Let's try to find the
limit as x approaches 1 of x to the third minus
1 over x squared minus 1. And at first when you just
try to substitute x equals 1, you get 0/0 1 minus
1 over 1 minus 1. So that doesn't help us. So let's see if we can try
to simplify this in some way. So you might
immediately recognize-- so let's rewrite this
expression right over here so it's x to the third
minus 1 over x squared minus 1. This on the bottom
immediately jumps out as a difference of squares. So we know on the
bottom that this could be factored as x
minus 1 times x plus 1. And so if somehow
this thing on the top also has an x minus 1 as a
factor, then that x minus 1 will cancel with
this, and then we're not going to have an
issue of dividing by 0. The reason why I care
about the x minus 1 term is that this is what's making
our denominator equal 0. When you say x equals 1, you
have 1 minus 1 times 1 plus 1. So 0 times 2, it's this 0
that's making our denominator 0. So if we can have an
x minus 1 up here, then we can cancel these out
for any x not equal to 1. And then we might have
a much simpler thing to find the limit of. So let's think about whether
x to the third minus 1 is the product of x minus
1 and something else. And to do that we
can do a little bit of algebraic long division. Some of you guys might already
recognize a pattern here, but we'll try to do-- well,
let's divide x minus 1 into it to see whether
it divides evenly into x to the third minus 1. So x minus 1-- we just
look at the highest degree term-- x goes into x to
the third x squared times. Goes x squared times. Actually, let me
do it this way so that way we can keep
track of the place. So this would be x-- this
would be the second degree place, first degree place, and
this would be the constant. So x to the third minus 1. x goes into x to the
third x squared times. x squared times x
is x to the third. x squared times negative
1 is minus x squared. And now we're going to
want to subtract this.

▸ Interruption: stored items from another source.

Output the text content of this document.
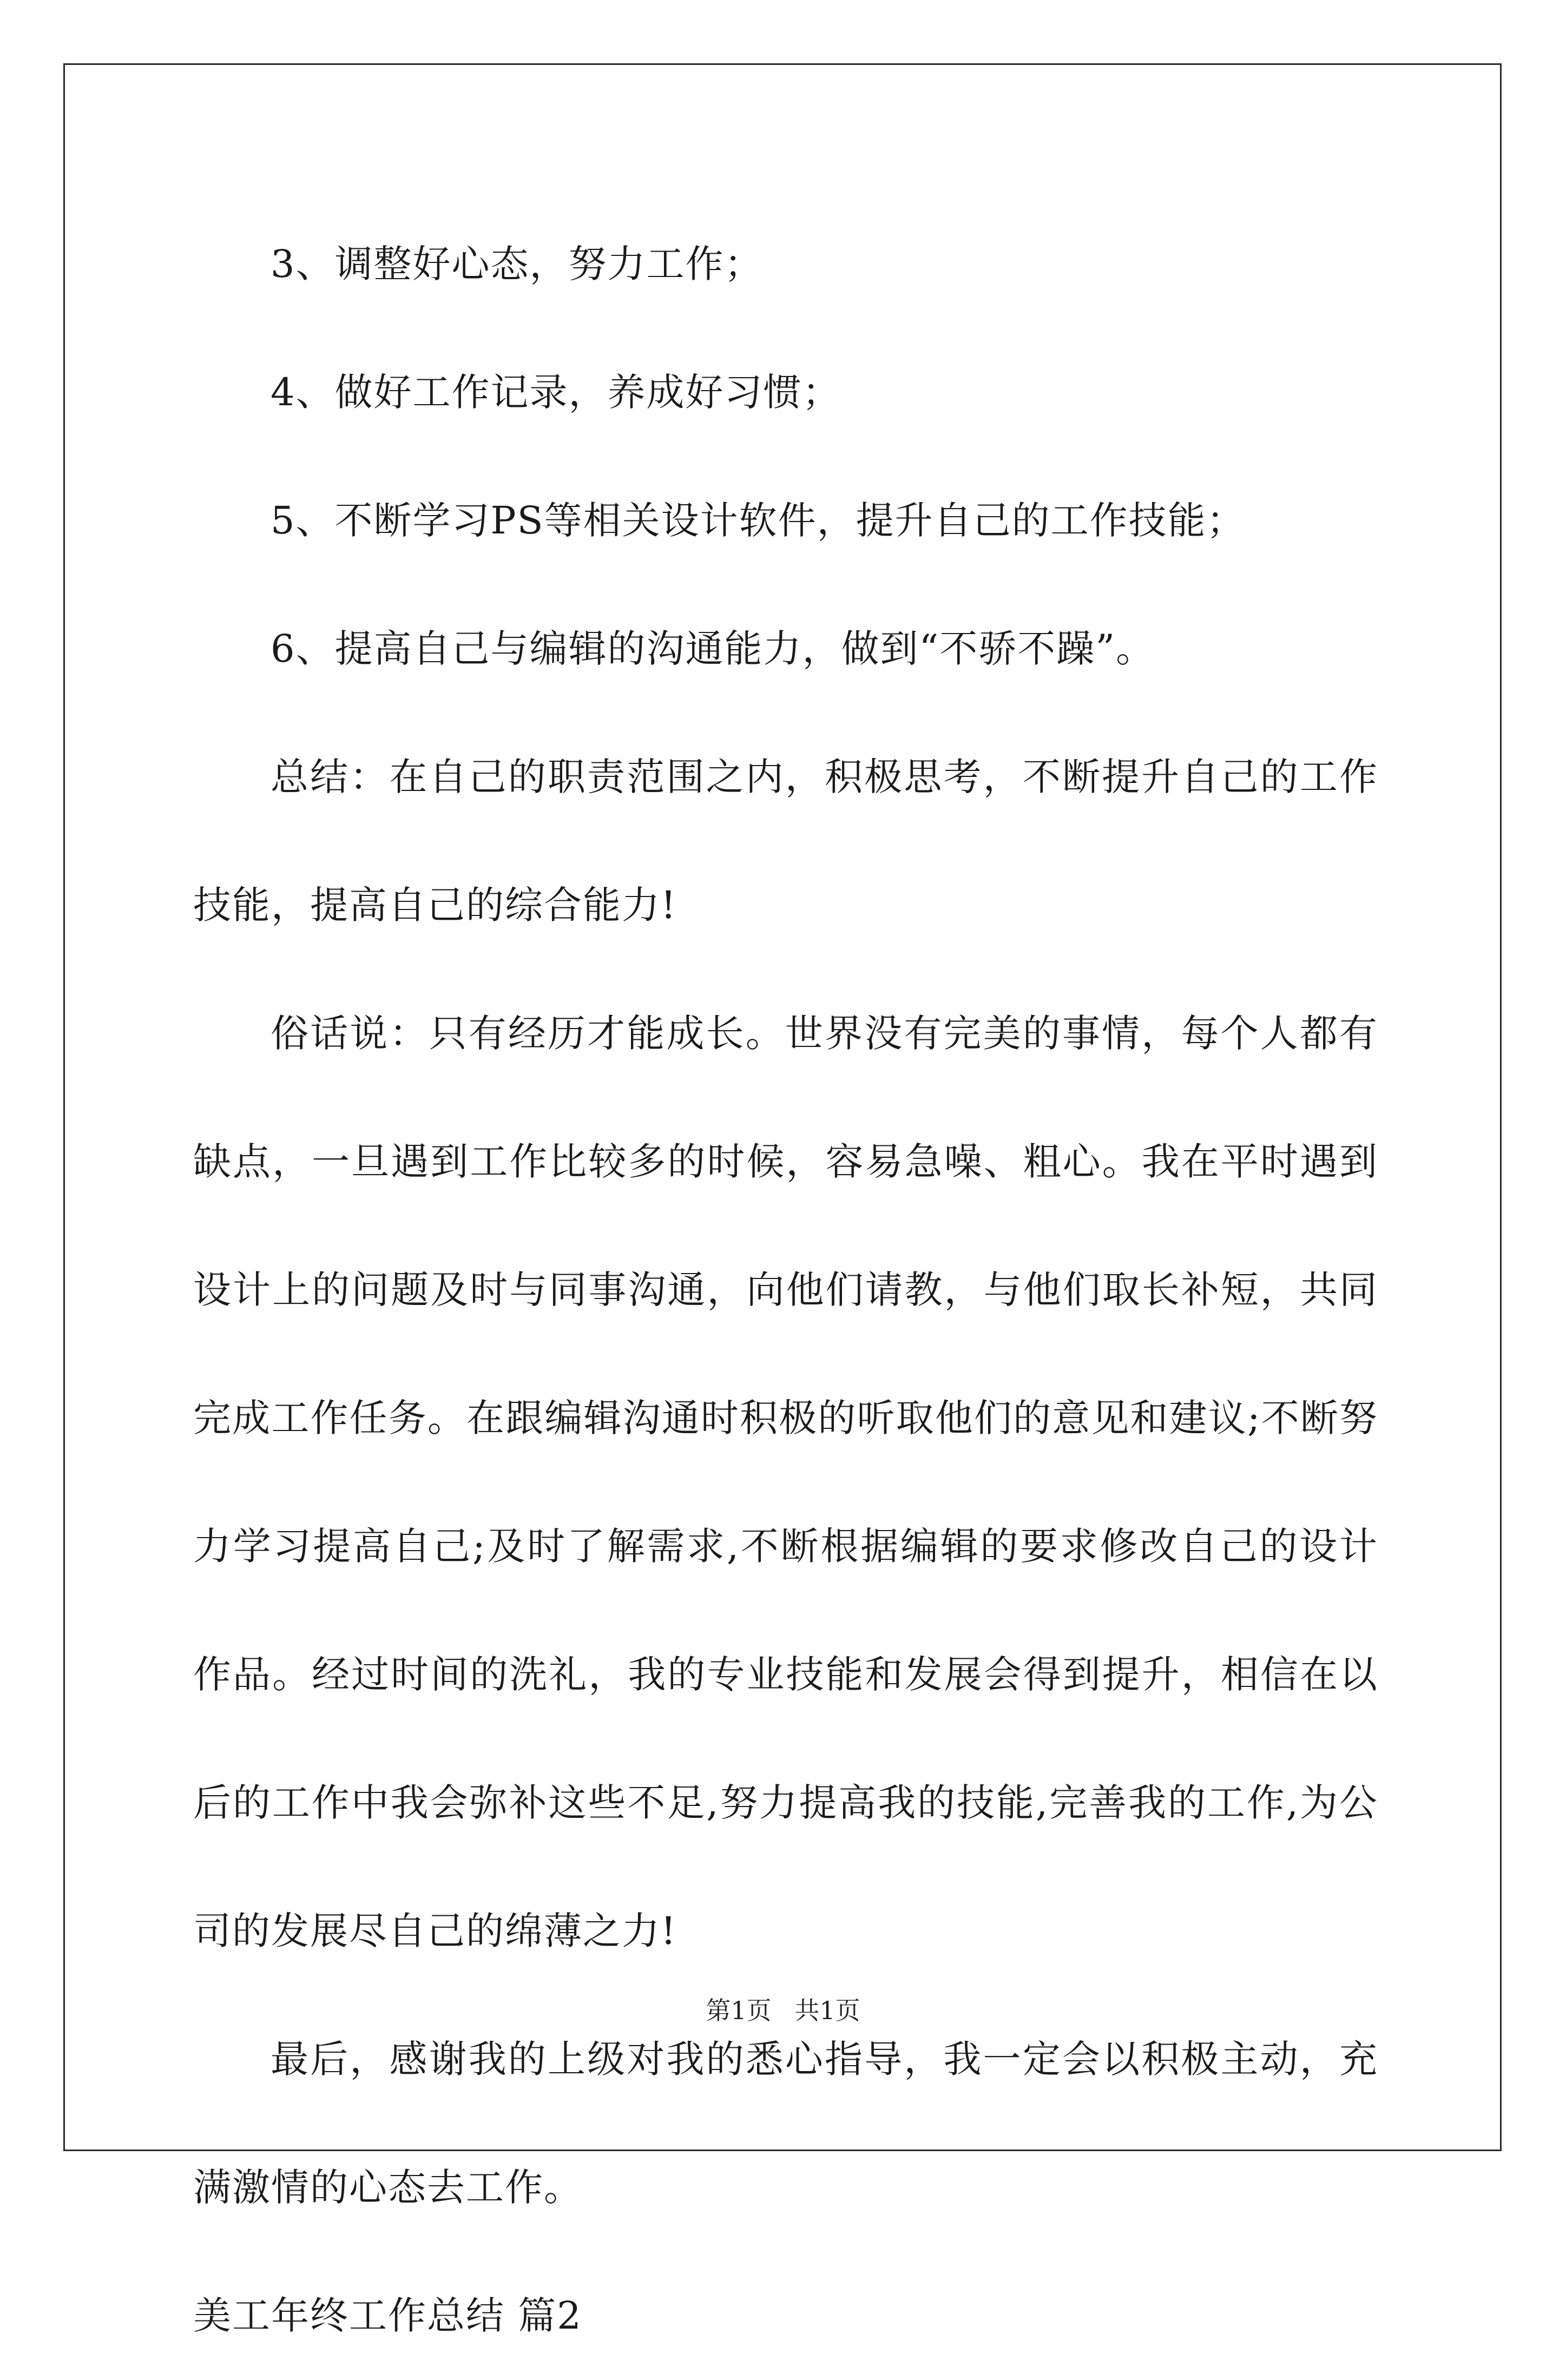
3、调整好心态，努力工作；

4、做好工作记录，养成好习惯；

5、不断学习PS等相关设计软件，提升自己的工作技能；

6、提高自己与编辑的沟通能力，做到“不骄不躁”。

总结：在自己的职责范围之内，积极思考，不断提升自己的工作技能，提高自己的综合能力!

俗话说：只有经历才能成长。世界没有完美的事情，每个人都有缺点，一旦遇到工作比较多的时候，容易急噪、粗心。我在平时遇到设计上的问题及时与同事沟通，向他们请教，与他们取长补短，共同完成工作任务。在跟编辑沟通时积极的听取他们的意见和建议;不断努力学习提高自己;及时了解需求,不断根据编辑的要求修改自己的设计作品。经过时间的洗礼，我的专业技能和发展会得到提升，相信在以后的工作中我会弥补这些不足,努力提高我的技能,完善我的工作,为公司的发展尽自己的绵薄之力!

最后，感谢我的上级对我的悉心指导，我一定会以积极主动，充满激情的心态去工作。

美工年终工作总结 篇2

第1页 共1页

So we are then left
with x squared. x goes into x squared
x times plus x. x times x is x squared. x times minus 1 is minus x. And once again we're
going to subtract this. We'll swap the signs,
negative and positive. And so these cancel out,
and we're left with x. And then we bring
down a minus 1. x minus 1 goes into x
minus 1 exactly one time. 1 times x minus 1 is x minus 1. And then you subtract, and
then you have no remainder. So this numerator
right over here can be factored as x minus 1
times x squared plus x plus 1. And so we can say that this
is the same exact thing. We can have these cancel out if
we assume x does not equal 1. So that is equal to x squared
plus x plus 1 over x plus 1, for x does not equal 1. And that's completely
fine, because we're not evaluating x equals 1. We're evaluating
as x approaches 1. So this is going to be the
same thing as the limit as x approaches 1 of x squared
plus x plus 1 over x plus 1. And now this is
much easier to find. You could literally
just say, well, what happens as we get
right to x equals 1? Then you have 1 squared,
which is 1 plus 1 plus 1, which is 3, over
1 plus 1, which is 2. So we get that equaling 3/2.